Anyone she loves or hurt is dead now, or dead to her, so what does truth matter anymore? She doesn’t need to know how anything happened or what it meant or whether she could have avoided it. She’s discarding the masks of truth and pain; her life at the end of both. 

 

A seagull paces overhead like a vulture. Back and forth. Back and forth. Swaying in the lake shore winds like a new mother. Like a vulture or a new mother? Which is it? Is it waiting for death or life? It blots the sun, then unblots it in spastic swaying patterns that might bring on a seizure in an epileptic. Her neck aches, so she stops tracking the bird and lowers her eyes. 

 

Thud. Boom. Shattering sounds high overhead. Death.

 

The seagull falls straight down to the concrete crib two feet from her and splatters in a dramatic display of feathers and blood, hollow bones crunching, and blood. Blood on her face, wet and hot bird blood on her face and her legs and her skirt. Whatever it was waiting for, it isn't anymore. 

 

She stands up and wipes the blood from her face with her skirt, knowing it will never come out of this fabric. She knows it will never come out, so she sinks her fingers into the waistline and rips the skirt off her body. She can’t touch the blood, can’t see it every day.
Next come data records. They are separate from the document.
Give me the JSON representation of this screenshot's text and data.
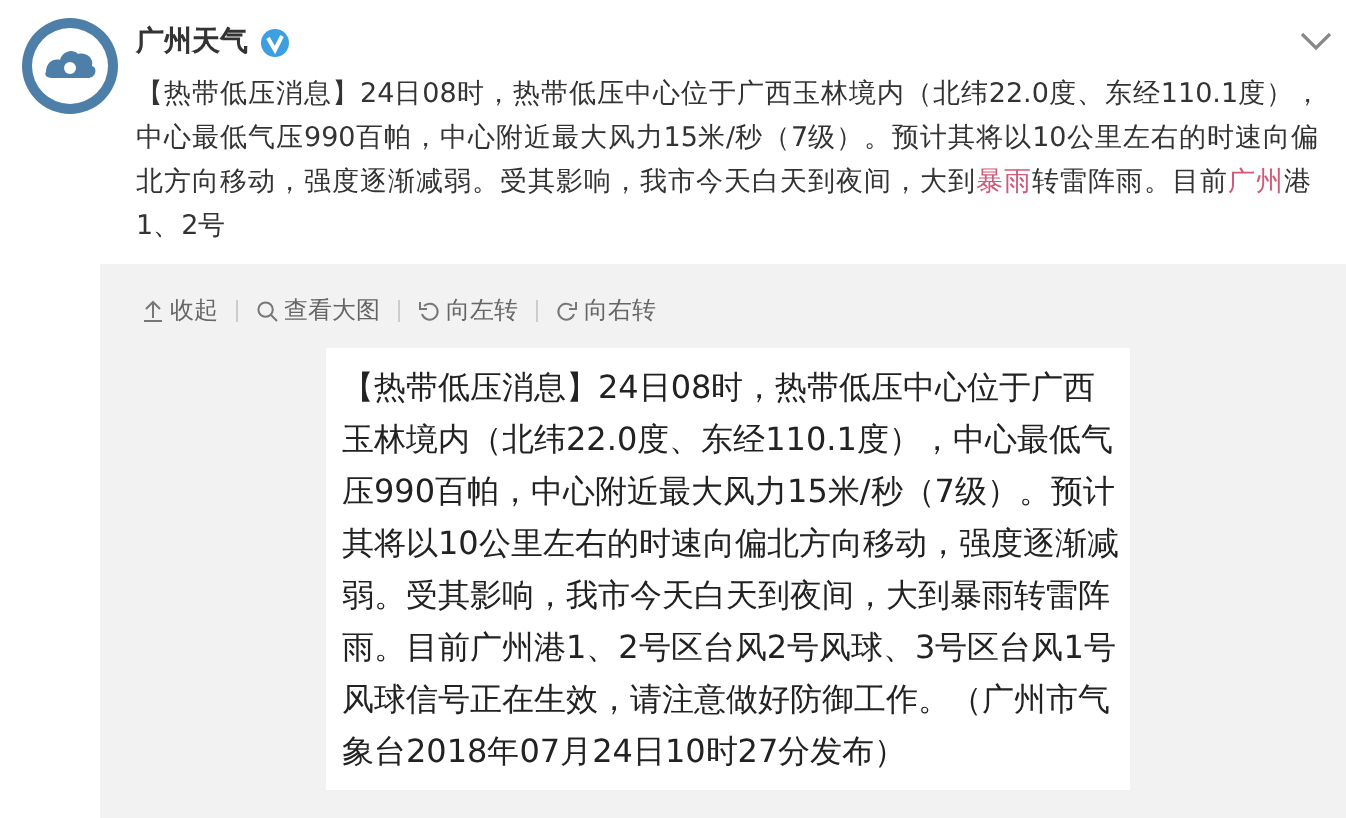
{
  "post": {
    "author": "广州天气",
    "verified": true,
    "segments": [
      {
        "kind": "plain",
        "text": "【热带低压消息】24日08时，热带低压中心位于广西玉林境内（北纬22.0度、东经110.1度），中心最低气压990百帕，中心附近最大风力15米/秒（7级）。预计其将以10公里左右的时速向偏北方向移动，强度逐渐减弱。受其影响，我市今天白天到夜间，大到"
      },
      {
        "kind": "link",
        "text": "暴雨"
      },
      {
        "kind": "plain",
        "text": "转雷阵雨。目前"
      },
      {
        "kind": "link",
        "text": "广州"
      },
      {
        "kind": "plain",
        "text": "港1、2号"
      }
    ]
  },
  "media_toolbar": [
    {
      "kind": "collapse",
      "label": "收起"
    },
    {
      "kind": "zoom",
      "label": "查看大图"
    },
    {
      "kind": "rotate-left",
      "label": "向左转"
    },
    {
      "kind": "rotate-right",
      "label": "向右转"
    }
  ],
  "image_text": "【热带低压消息】24日08时，热带低压中心位于广西玉林境内（北纬22.0度、东经110.1度），中心最低气压990百帕，中心附近最大风力15米/秒（7级）。预计其将以10公里左右的时速向偏北方向移动，强度逐渐减弱。受其影响，我市今天白天到夜间，大到暴雨转雷阵雨。目前广州港1、2号区台风2号风球、3号区台风1号风球信号正在生效，请注意做好防御工作。（广州市气象台2018年07月24日10时27分发布）"
}
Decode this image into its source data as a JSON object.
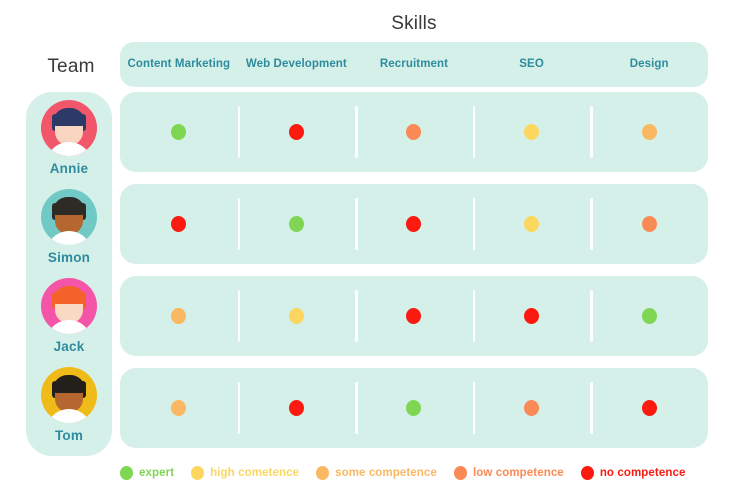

She found this vast solitude inside her, self-exiled here to get away from the blood and the baby who isn’t growing old in the world beside her, away from the man who beat her and made the baby inside her come out from inside and the baby was on the outside for a moment and she had to tell all the people that the baby has died but not that his own father killed him because how could she be sure but she was sure because of the blood that dripped down her legs and pooled at her ankles like a little lake of blood in the kitchen after he beat her and then the baby came too soon and he writhed and then he died a few days later but only after she fell in love with his mottled skin and the fluttering eyelashes when she blew a wind across his face and the way he turned his head towards the light of the lamp and how the concrete floor pressed back on her hands and knees when she crawled on it wailing like an animal for a week and the skirt can’t stay. The skirt has to go. The skirt and the blood have to go into the lake. 

 

She throws the skirt in the lake. 

 

Her chest heaves. Her breath is loud and frantic in a frozen body. The wind is light but she is bare from the waist down now like she’s never been in the open, so she feels every slight dance of it on her skin. Is anybody home? It calls her back to her exile and her solitude. No one thinks of her and she thinks of no one. 

 

She turns to the light and goes inside for the mop and the shovel. She’ll need to clear the dead bird and whitewash the crib deck before she can check the kerosene in the generator.  The lamp will need to be lit by dusk, as always. She will have to raise the wick 3/10ths of an inch after lighting. She’ll need to crank the rotation mechanism and that will take all her strength.